I needed something positive to give me a lift, so I got a puppy to bring smiles to my world and turned to my long-time love of writing. I began to think of starting a new novel. An idea came to me, of two young women, who were both thrust by pivotal moments of change into creating new lives. I could have written about one woman, but that would too lonely for me, especially at that moment. So I created two heroines and then let them do their own thing in my head.

While the title may suggest a thriller, GIRLS ON THE RUN is more about running psychologically, then healing and finding both a place in the world and a partner to love. Jennifer goes on the run because of a situation in Pittsburgh that threatens physical harm—the threat gets her out the door and onto the highway. Stacy has a fight with her family over her sexuality, and her anger at their lack of acceptance of her lesbianism drives her out the front door and onto the road as well. Their paths cross, and they reach out to each other for support. They begin talking to each other, they form a friendship, and the story evolves from there.

Universal themes

A love story is my natural environment. As an only child, I experienced little outward expression of love and affection during my youth, and I moved into adulthood with a major “unmet need” for love and affection.  Hence I write about characters who are looking for love. Without love, our world would be a sorry place—if it continued to exist at all. So love is an important topic, not only for me. Love is universal.

My second theme is friendship. Humans don’t live in a vacuum, and friendship—as well as family—is a very significant part of life. In NORTH COAST: A Contemporary Love Story, I focused on friendship among several lesbian women in Eureka, California. The way the friends help and support one another is one of the strong points of that book.
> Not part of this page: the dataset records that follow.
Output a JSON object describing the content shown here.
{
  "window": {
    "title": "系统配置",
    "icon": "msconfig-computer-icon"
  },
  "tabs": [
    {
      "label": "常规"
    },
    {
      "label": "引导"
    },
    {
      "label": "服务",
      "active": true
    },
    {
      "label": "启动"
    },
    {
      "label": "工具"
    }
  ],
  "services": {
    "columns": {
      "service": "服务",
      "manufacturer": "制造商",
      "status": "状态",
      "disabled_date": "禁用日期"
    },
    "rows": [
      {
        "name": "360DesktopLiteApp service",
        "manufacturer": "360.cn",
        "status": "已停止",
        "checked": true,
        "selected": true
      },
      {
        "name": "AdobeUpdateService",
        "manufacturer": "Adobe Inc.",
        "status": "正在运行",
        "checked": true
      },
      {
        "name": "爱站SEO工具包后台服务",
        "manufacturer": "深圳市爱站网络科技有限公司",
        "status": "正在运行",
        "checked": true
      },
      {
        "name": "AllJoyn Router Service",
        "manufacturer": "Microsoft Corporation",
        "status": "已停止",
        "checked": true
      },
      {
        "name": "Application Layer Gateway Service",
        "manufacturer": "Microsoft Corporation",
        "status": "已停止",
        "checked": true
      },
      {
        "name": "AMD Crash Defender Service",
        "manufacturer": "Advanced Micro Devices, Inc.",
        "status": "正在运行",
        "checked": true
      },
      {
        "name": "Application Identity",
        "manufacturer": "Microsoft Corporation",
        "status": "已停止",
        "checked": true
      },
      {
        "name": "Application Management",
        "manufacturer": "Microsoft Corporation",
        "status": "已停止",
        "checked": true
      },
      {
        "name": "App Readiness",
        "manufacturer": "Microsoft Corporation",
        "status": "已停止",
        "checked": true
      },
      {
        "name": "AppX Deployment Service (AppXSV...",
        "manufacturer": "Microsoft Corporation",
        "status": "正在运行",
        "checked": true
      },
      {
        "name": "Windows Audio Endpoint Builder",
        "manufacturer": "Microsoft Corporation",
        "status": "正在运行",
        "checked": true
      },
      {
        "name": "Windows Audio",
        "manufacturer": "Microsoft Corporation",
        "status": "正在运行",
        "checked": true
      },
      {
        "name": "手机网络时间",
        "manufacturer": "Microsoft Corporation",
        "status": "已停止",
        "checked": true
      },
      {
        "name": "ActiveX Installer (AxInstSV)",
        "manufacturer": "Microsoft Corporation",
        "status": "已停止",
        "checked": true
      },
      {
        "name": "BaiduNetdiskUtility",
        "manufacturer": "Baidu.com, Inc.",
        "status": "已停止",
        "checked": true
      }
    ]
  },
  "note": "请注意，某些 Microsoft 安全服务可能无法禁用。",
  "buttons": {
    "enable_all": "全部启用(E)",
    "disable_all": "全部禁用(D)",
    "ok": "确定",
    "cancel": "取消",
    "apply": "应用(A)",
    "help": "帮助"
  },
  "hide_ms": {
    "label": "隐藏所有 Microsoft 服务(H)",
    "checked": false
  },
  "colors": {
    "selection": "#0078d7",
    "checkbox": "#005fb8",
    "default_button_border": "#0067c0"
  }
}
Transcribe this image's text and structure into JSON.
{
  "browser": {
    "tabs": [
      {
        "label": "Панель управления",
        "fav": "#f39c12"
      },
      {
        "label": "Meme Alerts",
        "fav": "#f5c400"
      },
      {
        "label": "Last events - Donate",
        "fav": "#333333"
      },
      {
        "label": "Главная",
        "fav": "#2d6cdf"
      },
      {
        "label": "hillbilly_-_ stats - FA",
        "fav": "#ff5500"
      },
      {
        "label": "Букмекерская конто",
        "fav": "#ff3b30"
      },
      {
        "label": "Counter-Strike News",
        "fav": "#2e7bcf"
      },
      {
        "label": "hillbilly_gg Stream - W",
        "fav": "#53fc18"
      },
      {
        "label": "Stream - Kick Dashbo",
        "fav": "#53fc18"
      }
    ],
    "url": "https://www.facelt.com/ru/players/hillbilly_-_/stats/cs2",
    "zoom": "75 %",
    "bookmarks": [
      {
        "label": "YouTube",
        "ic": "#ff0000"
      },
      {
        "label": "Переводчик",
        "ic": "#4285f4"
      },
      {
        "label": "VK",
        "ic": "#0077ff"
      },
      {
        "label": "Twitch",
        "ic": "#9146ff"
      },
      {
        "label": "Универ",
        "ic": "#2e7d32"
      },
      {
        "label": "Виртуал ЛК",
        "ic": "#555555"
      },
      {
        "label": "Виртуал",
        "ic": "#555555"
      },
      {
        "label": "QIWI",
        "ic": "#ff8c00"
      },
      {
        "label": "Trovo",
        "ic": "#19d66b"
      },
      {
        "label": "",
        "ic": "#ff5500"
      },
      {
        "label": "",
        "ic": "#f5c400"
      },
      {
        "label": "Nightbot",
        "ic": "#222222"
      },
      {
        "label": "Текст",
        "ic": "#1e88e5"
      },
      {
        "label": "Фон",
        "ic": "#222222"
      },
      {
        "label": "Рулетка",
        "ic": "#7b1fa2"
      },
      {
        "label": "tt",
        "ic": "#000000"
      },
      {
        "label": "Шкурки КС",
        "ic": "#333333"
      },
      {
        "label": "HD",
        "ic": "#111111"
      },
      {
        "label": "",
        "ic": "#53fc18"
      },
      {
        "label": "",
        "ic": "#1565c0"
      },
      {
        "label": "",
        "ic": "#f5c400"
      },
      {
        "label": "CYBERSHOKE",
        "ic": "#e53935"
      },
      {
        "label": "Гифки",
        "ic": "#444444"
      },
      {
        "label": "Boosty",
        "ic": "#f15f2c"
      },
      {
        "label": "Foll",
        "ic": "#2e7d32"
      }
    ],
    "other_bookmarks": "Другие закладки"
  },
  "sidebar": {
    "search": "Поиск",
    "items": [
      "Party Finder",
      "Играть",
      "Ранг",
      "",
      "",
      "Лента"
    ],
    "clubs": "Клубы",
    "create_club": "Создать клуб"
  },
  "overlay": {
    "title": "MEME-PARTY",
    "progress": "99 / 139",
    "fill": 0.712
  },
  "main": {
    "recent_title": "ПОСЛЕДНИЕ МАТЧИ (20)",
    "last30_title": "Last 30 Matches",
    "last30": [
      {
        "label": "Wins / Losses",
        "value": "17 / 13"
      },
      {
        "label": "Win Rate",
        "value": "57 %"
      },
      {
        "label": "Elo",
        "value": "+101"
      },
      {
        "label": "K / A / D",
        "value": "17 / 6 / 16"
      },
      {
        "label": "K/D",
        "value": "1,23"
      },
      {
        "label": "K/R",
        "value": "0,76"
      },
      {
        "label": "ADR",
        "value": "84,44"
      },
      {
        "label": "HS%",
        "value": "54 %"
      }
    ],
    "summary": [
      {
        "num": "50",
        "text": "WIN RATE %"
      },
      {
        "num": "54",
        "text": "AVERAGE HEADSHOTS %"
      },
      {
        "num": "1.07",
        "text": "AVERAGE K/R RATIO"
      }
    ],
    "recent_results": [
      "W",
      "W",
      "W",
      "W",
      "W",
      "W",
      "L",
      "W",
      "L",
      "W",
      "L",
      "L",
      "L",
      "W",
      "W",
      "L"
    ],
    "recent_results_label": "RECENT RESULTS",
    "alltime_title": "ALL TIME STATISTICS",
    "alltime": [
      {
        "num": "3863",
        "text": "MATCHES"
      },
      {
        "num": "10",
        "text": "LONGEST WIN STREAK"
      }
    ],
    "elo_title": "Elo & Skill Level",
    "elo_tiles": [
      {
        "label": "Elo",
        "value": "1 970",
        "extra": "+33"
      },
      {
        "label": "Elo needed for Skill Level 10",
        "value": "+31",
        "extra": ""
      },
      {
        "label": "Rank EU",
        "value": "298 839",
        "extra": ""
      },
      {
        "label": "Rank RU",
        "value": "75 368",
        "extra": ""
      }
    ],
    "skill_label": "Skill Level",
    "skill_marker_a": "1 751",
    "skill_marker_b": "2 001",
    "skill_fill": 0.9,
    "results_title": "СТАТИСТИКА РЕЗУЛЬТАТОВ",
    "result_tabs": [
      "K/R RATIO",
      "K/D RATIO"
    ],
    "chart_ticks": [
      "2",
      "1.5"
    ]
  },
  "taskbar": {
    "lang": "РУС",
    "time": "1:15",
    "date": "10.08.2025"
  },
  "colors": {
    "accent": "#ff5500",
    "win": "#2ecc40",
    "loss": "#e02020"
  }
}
In GIRLS ON THE RUN, I focus on families and the need for healing in families—and on the ways that co-workers and employers can become significant others in our lives. I have created a supporting cast that helps contribute to key scenes in the story. I like these characters, who are as realistic as I can make them, and I think that my readers will like them too.

GIRLS ON THE RUN was just released a month ago and is just beginning its publishing journey. We’ll see where we go from here. There are, of course, other books in my computer, as well as in my head, and my challenge is to bring them to fruition as quickly as I can. After all, I’m 74, and I don’t have forever to make my mark as an author!